Judge Panel:Keller, Elgo and Lavery, Js.
Case Date:December 01, 2020
Court:Appellate Court of Connecticut

STEPHEN M. TUNICK ET AL.

v.

BARBARA TUNICK ET AL.

No. AC 42031

Court of Appeals of Connecticut

December 1, 2020

Argued February 10, 2020

Procedural History

Action for, inter alia, breach of fiduciary duty, and for other relief, brought to the Superior Court in the judicial district of Fairfield, where the court, Truglia, J., granted the motions to strike filed by the defendant Richard S. DiPreta et al.; thereafter, the named plaintiff filed an amended complaint; subsequently, the court granted in part the motion for summary judgment filed by the named defendant, granted the motions for summary judgment filed by the defendant Roberta G. Tunick et al. and rendered judgment thereon, from which the named plaintiff appealed to this court; thereafter, the court, Truglia, J., issued an articulation of its decision as to the named defendant; subsequently, the court, Truglia, J., denied the named plaintiff's motion to open the judgment, and the named plaintiff filed an amended appeal. Appeal dismissed in part; affirmed.

William W. Taylor, for the appellant (named plaintiff).

Richard E. Castiglione, for the appellee (named defendant).

Steven M. Frederick, with whom, on the brief, was Sarah Gleason, for the appellee (defendant Roberta G. Tunick).

Robert C.E. Laney, with whom, on the brief, was Karen L. Allison, for the appellee (defendant Richard S. DiPreta).

Keller, Elgo and Lavery, Js.

OPINION

ELGO, J.

This case concerns a dispute among family members over the administration of assets held in a trust created by the family patriarch. The plaintiff Stephen M. Tunick appeals from the judgment of the trial court rendered in favor of the defendants, Barbara Tunick, Roberta G. Tunick, and Richard S. DiPreta, administrator of the estate of Sylvia G. Tunick (estate).1On appeal, the plaintiff contends that (1) the court improperly granted DiPreta's motion to strike a breach of contract count, (2) the court improperly rejected the plaintiff's claim that his causes of action as a remainder beneficiary did not become ripe until the death of the primary beneficiary, (3) genuine issues of material fact exist as to whether the plaintiff's claims are time barred under General Statutes § 52-577, and (4) the court abused its discretion in declining to grant the plaintiff's motion to open the judgment. We dismiss the appeal in part and affirm the judgment of the trial court in all other respects.
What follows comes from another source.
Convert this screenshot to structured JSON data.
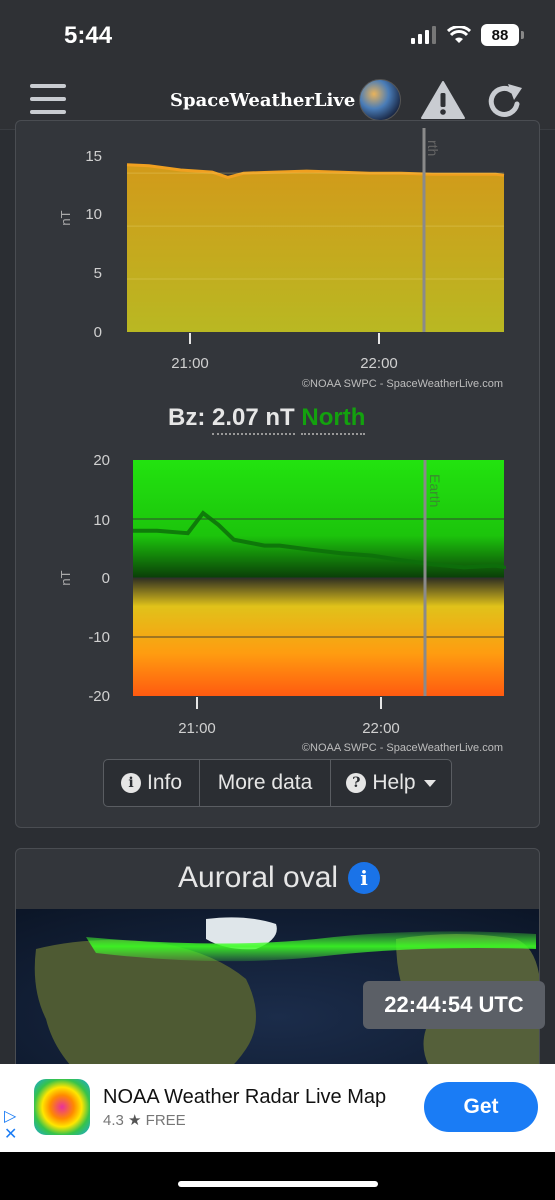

Mindful of the procedural posture of this case, we set forth the following facts as gleaned from the pleadings, affidavits, and other proof submitted, viewed in the light most favorable to the plaintiff. See, e.g., Martinelli v. Fusi, 290 Conn. 347, 350, 963 A.2d 640 (2009). The settlor, David H. Tunick (settlor), established the David H. Tunick revocable trust (trust) in 1981. Among other things, the trust corpus included real property and antique automobiles. The settlor and his wife, Sylvia, were named as the primary beneficiaries of the trust, and their three children-the plaintiff, Barbara, and Roberta-were named as remainder beneficiaries. Although the plaintiff and Barbara initially were appointed cotrustees of the trust, it was amended in 1993 to include Sylvia as a third cotrustee.
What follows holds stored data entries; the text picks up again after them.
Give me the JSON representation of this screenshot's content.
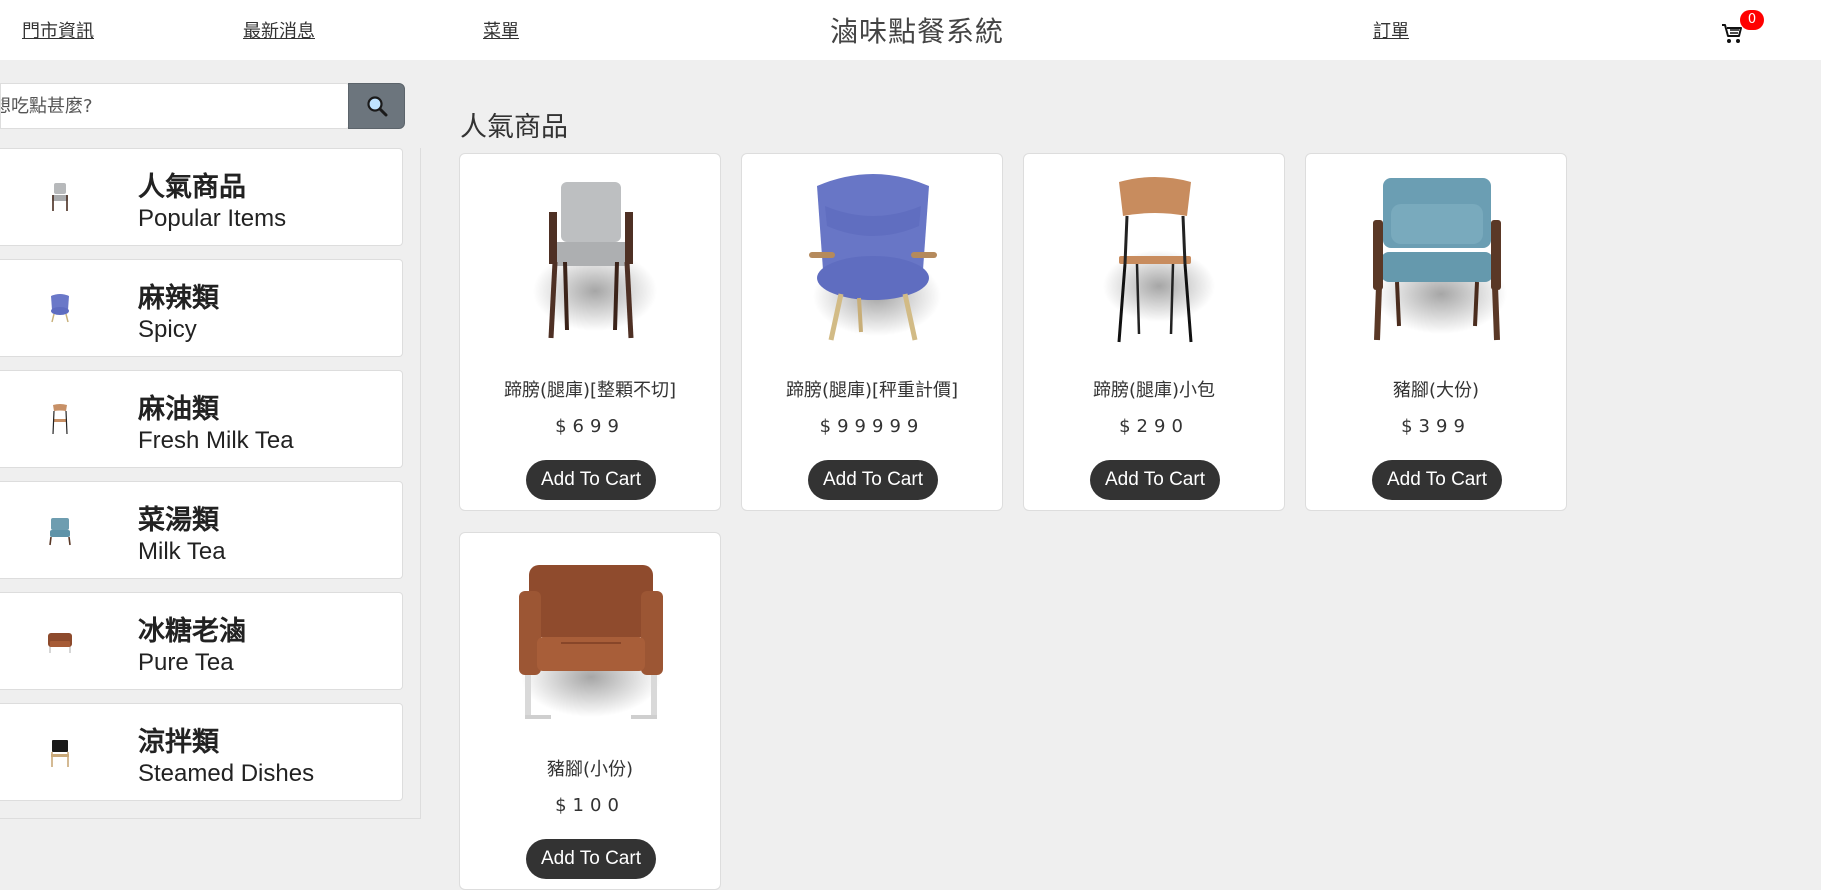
{
  "header": {
    "nav": [
      "門市資訊",
      "最新消息",
      "菜單"
    ],
    "title": "滷味點餐系統",
    "orders_label": "訂單",
    "cart_count": "0"
  },
  "search": {
    "placeholder": "想吃點甚麼?"
  },
  "categories": [
    {
      "zh": "人氣商品",
      "en": "Popular Items"
    },
    {
      "zh": "麻辣類",
      "en": "Spicy"
    },
    {
      "zh": "麻油類",
      "en": "Fresh Milk Tea"
    },
    {
      "zh": "菜湯類",
      "en": "Milk Tea"
    },
    {
      "zh": "冰糖老滷",
      "en": "Pure Tea"
    },
    {
      "zh": "涼拌類",
      "en": "Steamed Dishes"
    }
  ],
  "main": {
    "section_title": "人氣商品",
    "add_label": "Add To Cart",
    "products": [
      {
        "name": "蹄膀(腿庫)[整顆不切]",
        "price": "$699"
      },
      {
        "name": "蹄膀(腿庫)[秤重計價]",
        "price": "$99999"
      },
      {
        "name": "蹄膀(腿庫)小包",
        "price": "$290"
      },
      {
        "name": "豬腳(大份)",
        "price": "$399"
      },
      {
        "name": "豬腳(小份)",
        "price": "$100"
      }
    ]
  },
  "colors": {
    "badge": "#ff0000",
    "button_dark": "#333333",
    "search_button": "#6c757d",
    "background": "#efefef"
  }
}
The trust provided in relevant part that Sylvia would become the sole primary beneficiary of the trust upon the settlor's death and that all income and principal of the trust would be used for her benefit. The trust further provided that, upon Sylvia's death, the plaintiff, Barbara, and Roberta would receive equal shares of ‘‘the remaining trust property.''

The settlor died in 1997, leaving Sylvia as the sole primary beneficiary of the trust. In 2004, Sylvia and Barbara filed an application with the Probate Court to remove the plaintiff as a trustee pursuant to General Statutes § 45a-242 (a). Following a hearing, the court issued a written decree, in which it found that the plaintiff ‘‘has neglected to perform the duties of the trust, has refused to account and has improperly distributed and wasted [t]rust property in his charge, and that it would be in the best interests of the beneficiaries to remove him as [t]rustee.'' The court thus ordered the plaintiff to be removed as a trustee and to ‘‘deliver any and all property belonging to the trust [to] the remaining [t]rustees.'' In addition, the court issued a specific order regarding the antique automobile assets of the trust, stating in relevant part: ‘‘[I]n regard to . . . antique [automobiles], they are to be sold, and . . . any [automobiles] that are kept by the beneficiaries or remainder beneficiaries of the trust, the value of the [automobile] shall be taken against the beneficiary's share of the trust. Once the [automobiles] are sold, a corporate trustee will be appointed and the remaining [t]rustees will resign . . . .''

Sylvia and Barbara thereafter acted as cotrustees of the trust from July 7, 2004, until June 11, 2013. On June 11, 2013, the Probate Court issued an order removing Sylvia and Barbara as cotrustees and appointing Richard J. Margenot as the successor trustee. Sylvia died on July 24, 2015, and DiPreta was appointed as the administrator of her estate.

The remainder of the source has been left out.